Need an excuse to have some wine? Probably not, given the current situation (or ever). But just in case: wine promotes the release of dopamine and serotonin in our brain, as all pleasurable activities do. By raising dopamine levels, wine can make us feel good, which I think we all need right now. But before moving on to that second bottle, remember that drinking too much can alter other brain chemicals that determine feelings of depression. Definitely not something we want to amplify at the moment. So try (keyword here is TRY) to practice some restraint and keep it modest!

Now on to the pairings….

Comedy

Bichi Pet Mex – This unfiltered, biodynamic Pét-Nat (“pétillant naturel”) sparkling rose is quirky and will be a great  complement to your favorite comedy, especially when you see the bottle.
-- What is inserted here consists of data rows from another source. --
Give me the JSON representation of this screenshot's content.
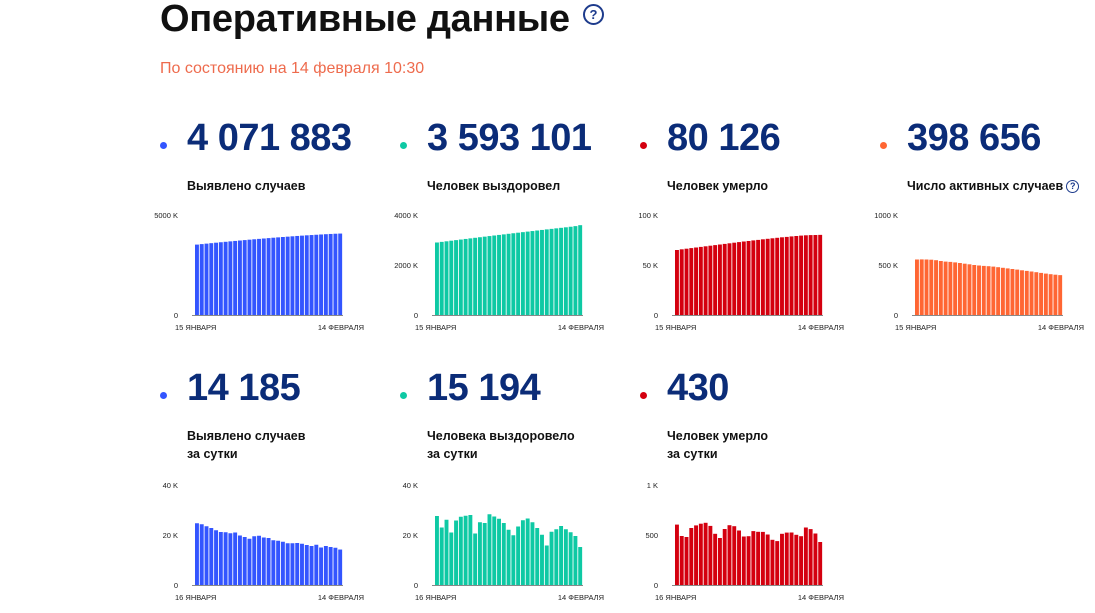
{
  "header": {
    "title": "Оперативные данные",
    "help": "?",
    "subtitle": "По состоянию на 14 февраля 10:30"
  },
  "colors": {
    "blue": "#3355ff",
    "green": "#0ec9a4",
    "red": "#d4000f",
    "orange": "#ff6633",
    "number": "#0b2c78"
  },
  "stats": {
    "cases": {
      "value": "4 071 883",
      "label": "Выявлено случаев"
    },
    "recovered": {
      "value": "3 593 101",
      "label": "Человек выздоровел"
    },
    "deaths": {
      "value": "80 126",
      "label": "Человек умерло"
    },
    "active": {
      "value": "398 656",
      "label": "Число активных случаев"
    },
    "cases_day": {
      "value": "14 185",
      "label1": "Выявлено случаев",
      "label2": "за сутки"
    },
    "recovered_day": {
      "value": "15 194",
      "label1": "Человека выздоровело",
      "label2": "за сутки"
    },
    "deaths_day": {
      "value": "430",
      "label1": "Человек умерло",
      "label2": "за сутки"
    }
  },
  "chart_data": [
    {
      "id": "cases",
      "type": "bar",
      "color": "#3355ff",
      "y_ticks": [
        "5000 K",
        "0"
      ],
      "ylim": [
        0,
        5000000
      ],
      "x_labels": [
        "15 ЯНВАРЯ",
        "14 ФЕВРАЛЯ"
      ],
      "values": [
        3520000,
        3545000,
        3568000,
        3592000,
        3615000,
        3638000,
        3660000,
        3682000,
        3703000,
        3724000,
        3745000,
        3766000,
        3786000,
        3806000,
        3825000,
        3845000,
        3864000,
        3882000,
        3900000,
        3917000,
        3935000,
        3952000,
        3968000,
        3984000,
        3998000,
        4012000,
        4026000,
        4040000,
        4052000,
        4063000,
        4071883
      ]
    },
    {
      "id": "recovered",
      "type": "bar",
      "color": "#0ec9a4",
      "y_ticks": [
        "4000 K",
        "2000 K",
        "0"
      ],
      "ylim": [
        0,
        4000000
      ],
      "x_labels": [
        "15 ЯНВАРЯ",
        "14 ФЕВРАЛЯ"
      ],
      "values": [
        2900000,
        2925000,
        2948000,
        2972000,
        2995000,
        3018000,
        3042000,
        3065000,
        3088000,
        3111000,
        3134000,
        3157000,
        3180000,
        3203000,
        3225000,
        3248000,
        3270000,
        3292000,
        3314000,
        3336000,
        3358000,
        3380000,
        3402000,
        3424000,
        3445000,
        3466000,
        3487000,
        3508000,
        3530000,
        3555000,
        3593101
      ]
    },
    {
      "id": "deaths",
      "type": "bar",
      "color": "#d4000f",
      "y_ticks": [
        "100 K",
        "50 K",
        "0"
      ],
      "ylim": [
        0,
        100000
      ],
      "x_labels": [
        "15 ЯНВАРЯ",
        "14 ФЕВРАЛЯ"
      ],
      "values": [
        65000,
        65700,
        66300,
        66900,
        67500,
        68100,
        68700,
        69300,
        69900,
        70500,
        71100,
        71700,
        72300,
        72900,
        73500,
        74000,
        74600,
        75100,
        75700,
        76200,
        76700,
        77200,
        77700,
        78100,
        78600,
        79000,
        79400,
        79700,
        79900,
        80000,
        80126
      ]
    },
    {
      "id": "active",
      "type": "bar",
      "color": "#ff6633",
      "y_ticks": [
        "1000 K",
        "500 K",
        "0"
      ],
      "ylim": [
        0,
        1000000
      ],
      "x_labels": [
        "15 ЯНВАРЯ",
        "14 ФЕВРАЛЯ"
      ],
      "values": [
        555000,
        556000,
        555000,
        553000,
        548000,
        540000,
        534000,
        531000,
        526000,
        520000,
        513000,
        507000,
        500000,
        495000,
        491000,
        488000,
        484000,
        478000,
        472000,
        466000,
        460000,
        454000,
        447000,
        441000,
        435000,
        428000,
        421000,
        414000,
        408000,
        403000,
        398656
      ]
    },
    {
      "id": "cases_day",
      "type": "bar",
      "color": "#3355ff",
      "y_ticks": [
        "40 K",
        "20 K",
        "0"
      ],
      "ylim": [
        0,
        40000
      ],
      "x_labels": [
        "16 ЯНВАРЯ",
        "14 ФЕВРАЛЯ"
      ],
      "values": [
        24700,
        24300,
        23500,
        22800,
        21900,
        21200,
        21100,
        20700,
        21000,
        19800,
        19200,
        18500,
        19500,
        19700,
        19000,
        18800,
        17900,
        17700,
        17300,
        16700,
        16700,
        16800,
        16500,
        16000,
        15600,
        16100,
        15000,
        15600,
        15200,
        14900,
        14185
      ]
    },
    {
      "id": "recovered_day",
      "type": "bar",
      "color": "#0ec9a4",
      "y_ticks": [
        "40 K",
        "20 K",
        "0"
      ],
      "ylim": [
        0,
        40000
      ],
      "x_labels": [
        "16 ЯНВАРЯ",
        "14 ФЕВРАЛЯ"
      ],
      "values": [
        27600,
        23000,
        26100,
        21000,
        25800,
        27300,
        27700,
        28000,
        20600,
        25100,
        24800,
        28300,
        27400,
        26500,
        24800,
        22100,
        19900,
        23400,
        25900,
        26600,
        25100,
        22800,
        20100,
        15800,
        21300,
        22300,
        23600,
        22300,
        21100,
        19600,
        15194
      ]
    },
    {
      "id": "deaths_day",
      "type": "bar",
      "color": "#d4000f",
      "y_ticks": [
        "1 K",
        "500",
        "0"
      ],
      "ylim": [
        0,
        1000
      ],
      "x_labels": [
        "16 ЯНВАРЯ",
        "14 ФЕВРАЛЯ"
      ],
      "values": [
        604,
        490,
        480,
        570,
        596,
        613,
        622,
        591,
        512,
        470,
        560,
        598,
        588,
        545,
        485,
        488,
        539,
        532,
        531,
        505,
        452,
        439,
        512,
        524,
        525,
        502,
        488,
        575,
        559,
        515,
        430
      ]
    }
  ]
}
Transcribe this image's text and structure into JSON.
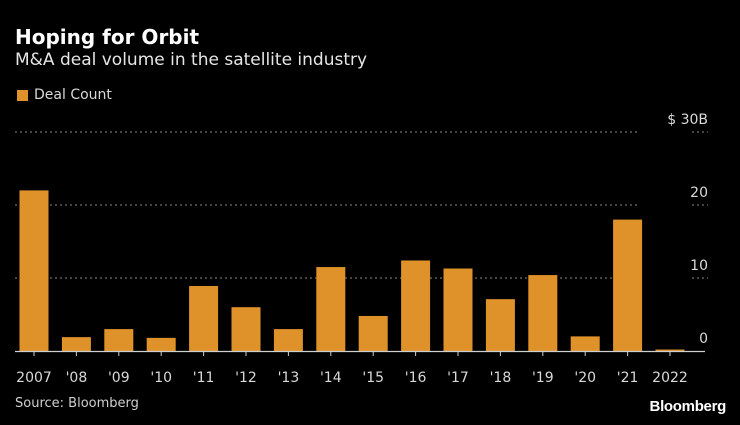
{
  "header": {
    "title": "Hoping for Orbit",
    "subtitle": "M&A deal volume in the satellite industry"
  },
  "footer": {
    "source": "Source: Bloomberg",
    "brand": "Bloomberg"
  },
  "colors": {
    "bar": "#e0922a",
    "background": "#000000",
    "grid": "#8a8a8a",
    "text": "#d9d9d9"
  },
  "chart_data": {
    "type": "bar",
    "title": "Hoping for Orbit",
    "subtitle": "M&A deal volume in the satellite industry",
    "xlabel": "",
    "ylabel": "",
    "legend": {
      "entries": [
        "Deal Count"
      ],
      "placement": "top-left"
    },
    "categories": [
      "2007",
      "'08",
      "'09",
      "'10",
      "'11",
      "'12",
      "'13",
      "'14",
      "'15",
      "'16",
      "'17",
      "'18",
      "'19",
      "'20",
      "'21",
      "2022"
    ],
    "series": [
      {
        "name": "Deal Count",
        "values": [
          22,
          1.9,
          3.0,
          1.8,
          8.9,
          6.0,
          3.0,
          11.5,
          4.8,
          12.4,
          11.3,
          7.1,
          10.4,
          2.0,
          18.0,
          0.2
        ]
      }
    ],
    "ylim": [
      0,
      30
    ],
    "yticks": [
      0,
      10,
      20,
      30
    ],
    "ytick_labels": [
      "0",
      "10",
      "20",
      "$ 30B"
    ],
    "y_axis_side": "right",
    "grid": true
  }
}
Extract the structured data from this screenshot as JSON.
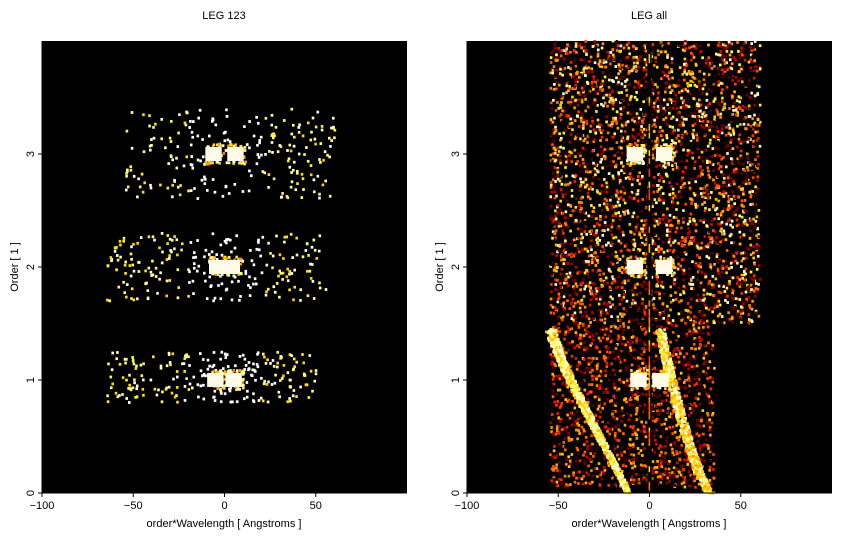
{
  "chart_data": [
    {
      "type": "heatmap",
      "title": "LEG 123",
      "xlabel": "order*Wavelength [ Angstroms ]",
      "ylabel": "Order [ 1 ]",
      "xlim": [
        -100,
        100
      ],
      "ylim": [
        0,
        4
      ],
      "xticks": [
        -100,
        -50,
        0,
        50
      ],
      "yticks": [
        0,
        1,
        2,
        3
      ],
      "xtick_labels": [
        "−100",
        "−50",
        "0",
        "50"
      ],
      "ytick_labels": [
        "0",
        "1",
        "2",
        "3"
      ],
      "background": "#000000",
      "colormap": "heat",
      "hot_spots": [
        {
          "x": -6,
          "y": 3.0
        },
        {
          "x": 6,
          "y": 3.0
        },
        {
          "x": -4,
          "y": 2.0
        },
        {
          "x": 4,
          "y": 2.0
        },
        {
          "x": -5,
          "y": 1.0
        },
        {
          "x": 5,
          "y": 1.0
        }
      ],
      "speckle_bands": [
        {
          "y_min": 2.6,
          "y_max": 3.4,
          "x_min": -55,
          "x_max": 60
        },
        {
          "y_min": 1.7,
          "y_max": 2.3,
          "x_min": -65,
          "x_max": 55
        },
        {
          "y_min": 0.8,
          "y_max": 1.25,
          "x_min": -65,
          "x_max": 50
        }
      ]
    },
    {
      "type": "heatmap",
      "title": "LEG all",
      "xlabel": "order*Wavelength [ Angstroms ]",
      "ylabel": "Order [ 1 ]",
      "xlim": [
        -100,
        100
      ],
      "ylim": [
        0,
        4
      ],
      "xticks": [
        -100,
        -50,
        0,
        50
      ],
      "yticks": [
        0,
        1,
        2,
        3
      ],
      "xtick_labels": [
        "−100",
        "−50",
        "0",
        "50"
      ],
      "ytick_labels": [
        "0",
        "1",
        "2",
        "3"
      ],
      "background": "#000000",
      "colormap": "heat",
      "hot_spots": [
        {
          "x": -8,
          "y": 3.0
        },
        {
          "x": 8,
          "y": 3.0
        },
        {
          "x": -8,
          "y": 2.0
        },
        {
          "x": 8,
          "y": 2.0
        },
        {
          "x": -6,
          "y": 1.0
        },
        {
          "x": 6,
          "y": 1.0
        }
      ],
      "speckle_region": {
        "x_min": -55,
        "x_max": 60,
        "y_min": 0,
        "y_max": 4
      }
    }
  ]
}
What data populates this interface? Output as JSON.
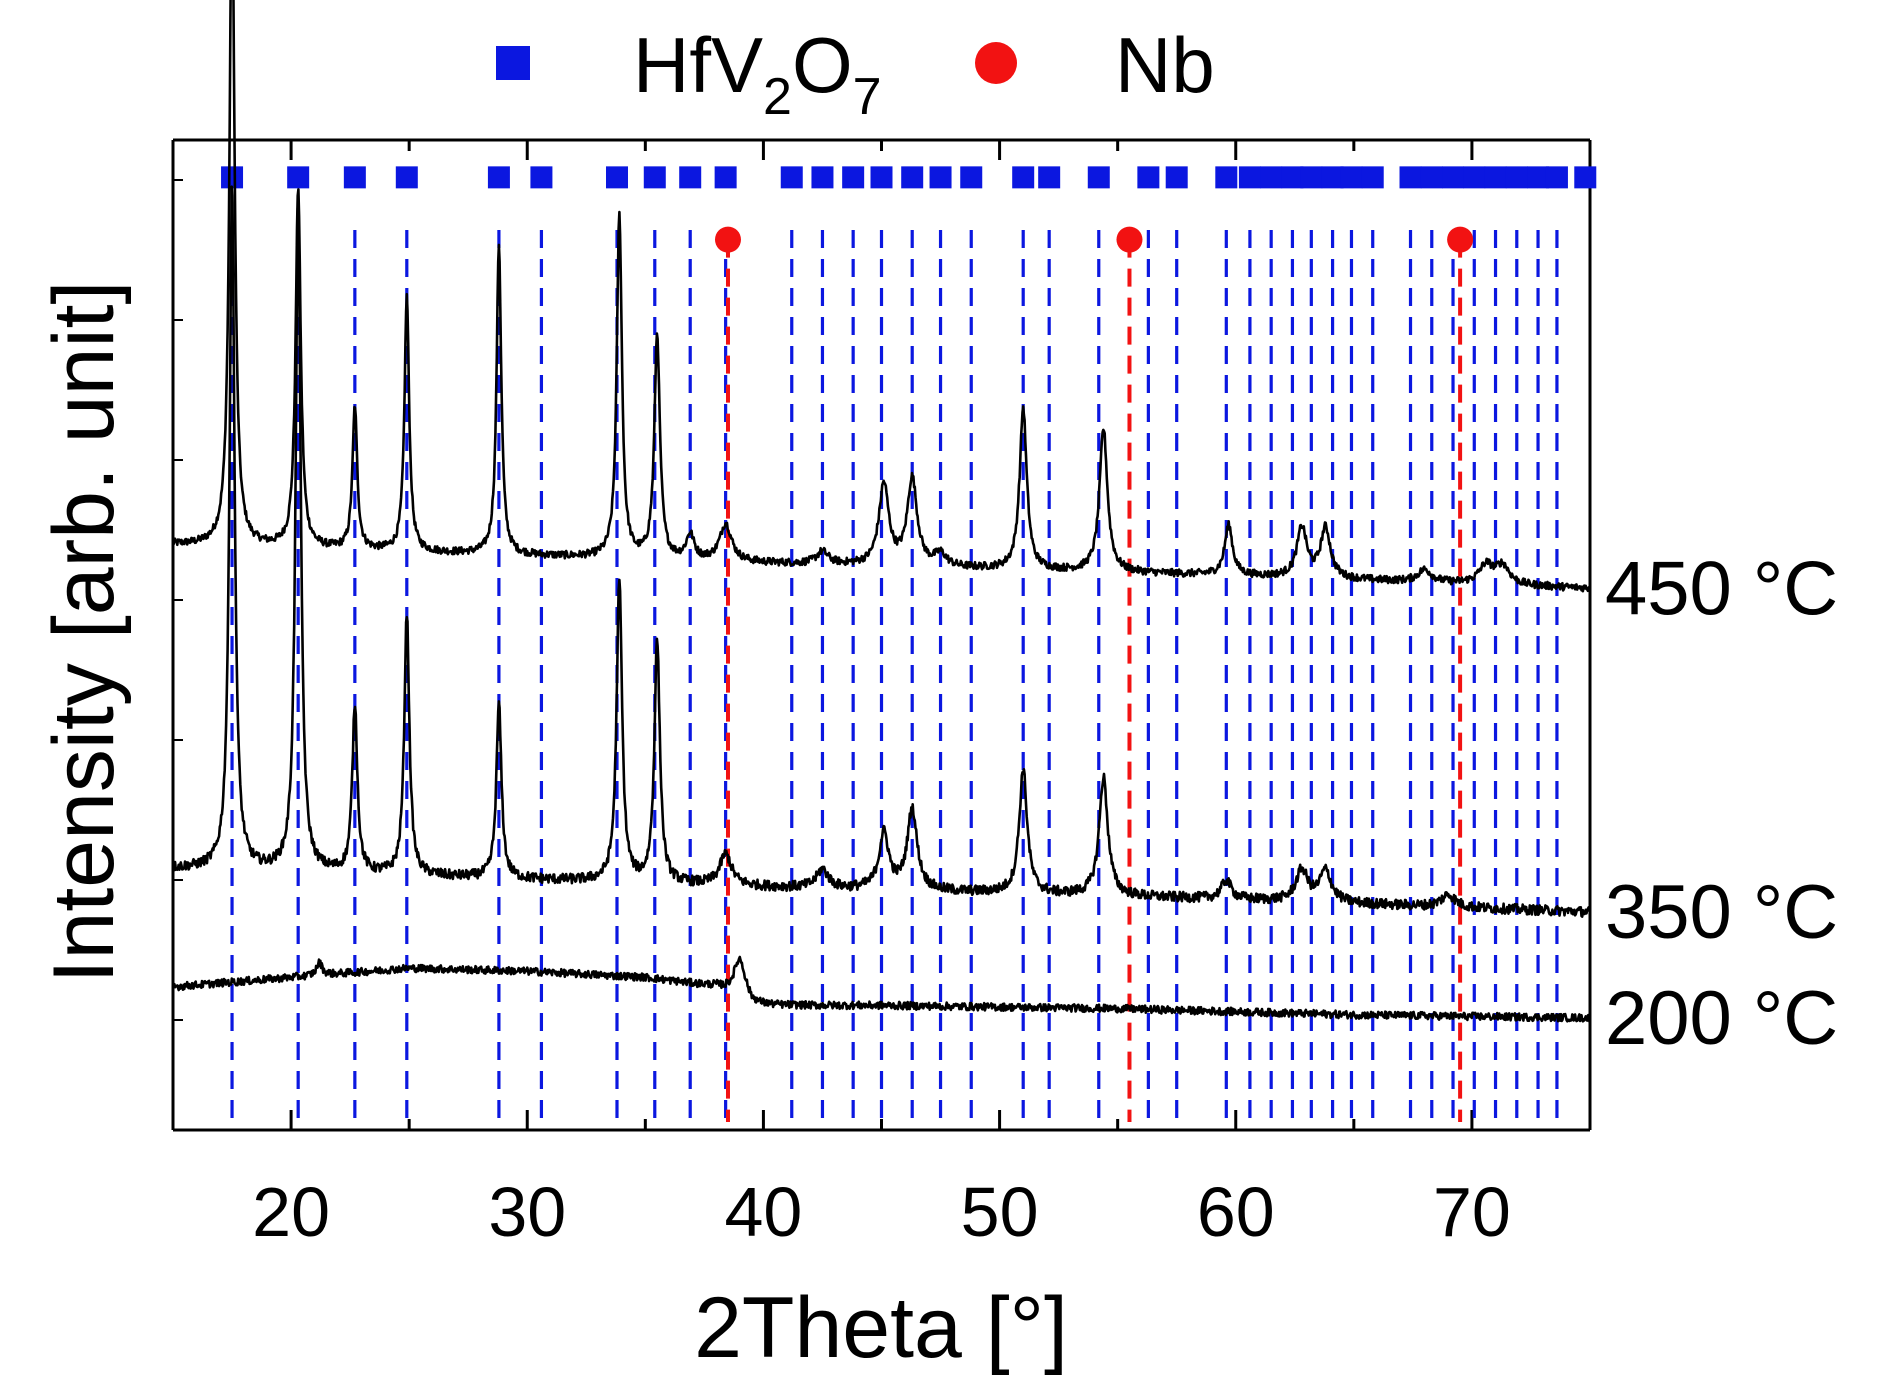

It also comes from a vineyard comprised of a mystery grape variety that remains unidentified. So you could drink it with a mystery or true crime as well!

Mystery

2010 Bonny Doon Contra – this is described as an “Old-Vine Field Blend.” A blend of what exactly though, we don’t know…the bottle doesn’t mention what grape varietals are used. I just like that it shares a name with one of my favorite Nintendo games, which I would love to be playing right about now! [Up up down down left right left right B A Start]

Romance

Pick up a Petit Sirah (perhaps Michael David Earthquake Petite Sirah, shout out to Lodi, my hometown!). This wine varietal is dark and full bodied with notes of blackberry, chocolate, and some pepper and spice. Some say that red wine also releases or provides the same effect as oxytocin – the “love hormone.”

Drama

You may not have heard of Petit Verdot. It’s a red grape that was traditionally used as a minor blending grape in Bordeaux wines. However, as it has spread to warmer climates, winemakers have realized that Petit Verdot can make intensely bold, fruity yet floral, red wines that can easily stand on their own.

Documentary

Open up a Pinot Noir. This is a serious wine that is highly regarded and known for being a difficult grape to grow – much as documentaries can be difficult to make.